Publicaties

Klinische studie met genetisch gemodificeerd Adeno-associated virus ter behandeling van patiënten met reumatoïde artritis (CHDR)

Adviezen | 19.07.2016 | CGM/160719-01

De COGEM is gevraagd te adviseren over een vergunningaanvraag voor een fase I klinische studie in patiënten met reuma. In deze studie wordt een replicatiedeficiënt, genetisch gemodificeerde Adeno-associated virus (gg-AAV) vector in een door reuma aangedaan gewricht van de patiënten gebracht. Deze zogenaamde ART-I02 vector infecteert het gewrichtslijmvlies, dat zich in het gewricht bevindt en brengt hier het ontstekingsremmende eiwit, Interferon-B tot expressie.
De vector is gebaseerd op een laag pathogeen oudervirus en mist de genen die nodig zijn voor replicatie. Bovendien is voor replicatie van AAV ook de aanwezigheid van een helpervirus nodig.
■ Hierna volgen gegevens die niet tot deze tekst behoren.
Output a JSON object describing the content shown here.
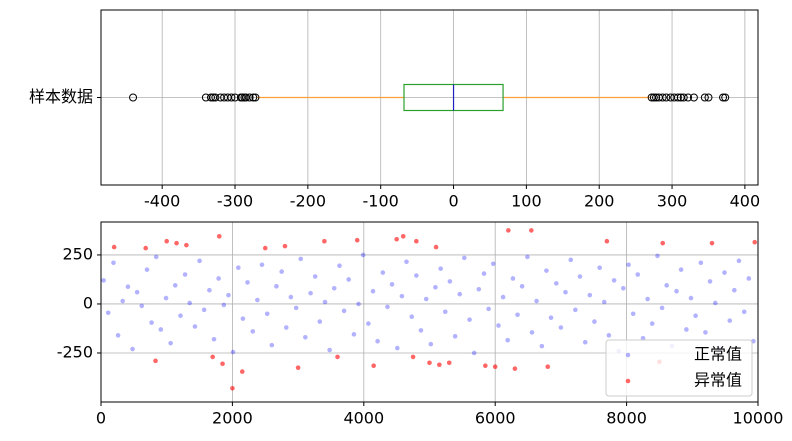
{
  "chart_data": [
    {
      "type": "boxplot",
      "categories": [
        "样本数据"
      ],
      "box": {
        "whislo": -270,
        "q1": -68,
        "med": 0,
        "q3": 68,
        "whishi": 270,
        "fliers": [
          -440,
          -340,
          -333,
          -330,
          -327,
          -320,
          -315,
          -310,
          -305,
          -300,
          -292,
          -290,
          -287,
          -285,
          -280,
          -275,
          -272,
          272,
          275,
          278,
          282,
          287,
          292,
          298,
          303,
          308,
          312,
          316,
          322,
          330,
          345,
          350,
          370,
          373
        ],
        "box_color": "#2ca02c",
        "median_color": "#1f1fbf",
        "whisker_color": "#ff9f3a"
      },
      "xlim": [
        -484,
        418
      ],
      "xticks": [
        -400,
        -300,
        -200,
        -100,
        0,
        100,
        200,
        300,
        400
      ],
      "grid": true
    },
    {
      "type": "scatter",
      "series": [
        {
          "name": "正常值",
          "color": "#0000ff",
          "x": [
            40,
            110,
            190,
            260,
            330,
            410,
            480,
            550,
            620,
            700,
            770,
            840,
            910,
            990,
            1060,
            1130,
            1210,
            1280,
            1350,
            1430,
            1500,
            1570,
            1650,
            1720,
            1790,
            1870,
            1940,
            2010,
            2090,
            2160,
            2230,
            2310,
            2380,
            2450,
            2530,
            2600,
            2670,
            2750,
            2820,
            2890,
            2970,
            3040,
            3110,
            3190,
            3260,
            3330,
            3410,
            3480,
            3550,
            3630,
            3700,
            3770,
            3850,
            3920,
            3990,
            4070,
            4140,
            4210,
            4290,
            4360,
            4430,
            4510,
            4580,
            4650,
            4730,
            4800,
            4870,
            4950,
            5020,
            5090,
            5170,
            5240,
            5310,
            5390,
            5460,
            5530,
            5610,
            5680,
            5750,
            5830,
            5900,
            5970,
            6050,
            6120,
            6190,
            6270,
            6340,
            6410,
            6490,
            6560,
            6630,
            6710,
            6780,
            6850,
            6930,
            7000,
            7070,
            7150,
            7220,
            7290,
            7370,
            7440,
            7510,
            7590,
            7660,
            7730,
            7810,
            7880,
            7950,
            8030,
            8100,
            8170,
            8250,
            8320,
            8390,
            8470,
            8540,
            8610,
            8690,
            8760,
            8830,
            8910,
            8980,
            9050,
            9130,
            9200,
            9270,
            9350,
            9420,
            9490,
            9570,
            9640,
            9710,
            9790,
            9860,
            9930
          ],
          "y": [
            120,
            -45,
            210,
            -160,
            15,
            88,
            -230,
            60,
            -10,
            175,
            -95,
            240,
            -130,
            30,
            -200,
            95,
            -60,
            150,
            5,
            -115,
            220,
            -30,
            70,
            -180,
            130,
            -5,
            45,
            -245,
            185,
            -75,
            110,
            -140,
            20,
            200,
            -50,
            -210,
            90,
            165,
            -120,
            35,
            -20,
            230,
            -170,
            55,
            140,
            -90,
            10,
            -235,
            80,
            195,
            -35,
            125,
            -155,
            0,
            250,
            -100,
            65,
            -190,
            160,
            -15,
            100,
            -225,
            40,
            215,
            -65,
            145,
            -135,
            25,
            -205,
            85,
            180,
            -40,
            115,
            -165,
            50,
            235,
            -80,
            -250,
            75,
            155,
            -25,
            205,
            -110,
            35,
            -185,
            130,
            -55,
            90,
            240,
            -145,
            15,
            -215,
            170,
            -70,
            105,
            -120,
            60,
            225,
            -30,
            140,
            -195,
            45,
            -90,
            185,
            10,
            -160,
            120,
            -240,
            80,
            200,
            -50,
            150,
            -175,
            25,
            -100,
            245,
            -20,
            95,
            -215,
            65,
            175,
            -130,
            30,
            -60,
            210,
            -145,
            115,
            5,
            -230,
            160,
            -85,
            70,
            220,
            -40,
            130,
            -190
          ],
          "opacity": 0.3
        },
        {
          "name": "异常值",
          "color": "#ff0000",
          "x": [
            200,
            680,
            1000,
            1150,
            1300,
            1800,
            2500,
            2800,
            3400,
            3900,
            4500,
            4600,
            4800,
            5100,
            6200,
            6550,
            7700,
            8550,
            9300,
            9950,
            830,
            1700,
            1850,
            2000,
            2150,
            3000,
            3600,
            4150,
            4750,
            5000,
            5150,
            5300,
            5850,
            6000,
            6300,
            6800,
            8500
          ],
          "y": [
            290,
            285,
            320,
            310,
            300,
            345,
            285,
            295,
            320,
            325,
            330,
            345,
            320,
            290,
            375,
            375,
            320,
            310,
            310,
            315,
            -290,
            -270,
            -305,
            -430,
            -345,
            -325,
            -270,
            -315,
            -270,
            -300,
            -310,
            -300,
            -315,
            -320,
            -330,
            -320,
            -295
          ],
          "opacity": 0.6
        }
      ],
      "xlim": [
        0,
        10000
      ],
      "xticks": [
        0,
        2000,
        4000,
        6000,
        8000,
        10000
      ],
      "ylim": [
        -500,
        418
      ],
      "yticks": [
        -250,
        0,
        250
      ],
      "grid": true,
      "legend": "lower right"
    }
  ]
}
Hierdoor kan het gg-AAV wel cellen infecteren, maar zich hierin niet vermenigvuldigen. Om de minimale kans op replicatie en verspreiding van de vector nog verder te beperken, adviseert de COGEM de patiënten met een actieve virale infectie uit te sluiten van deelname aan de studie. De patiënten mogen 4 uur na de behandeling weer naar huis. De COGEM kan niet uitsluiten dat de vector vanuit de patiënt in het milieu uitgescheiden wordt. Aangezien de vector niet kan repliceren, acht de COGEM de kans dat het gg-AAV zich na blootstelling van derden verder kan verspreiden verwaarloosbaar klein. Om een eventuele kiembaantransmissie ten gevolge van uitscheiding te voorkomen, adviseert zij een aanvullend voorschrift te hanteren. Tevens adviseert de COGEM om behandelde patiënten uit te sluiten van donatie van bloed, cellen en weefsels.
Op basis van bovenstaande gegevens en onder navolging van genoemde voorschriften is de COGEM van mening dat de milieurisico’s verbonden aan deze klinische studie met ART-I02 verwaarloosbaar klein zijn.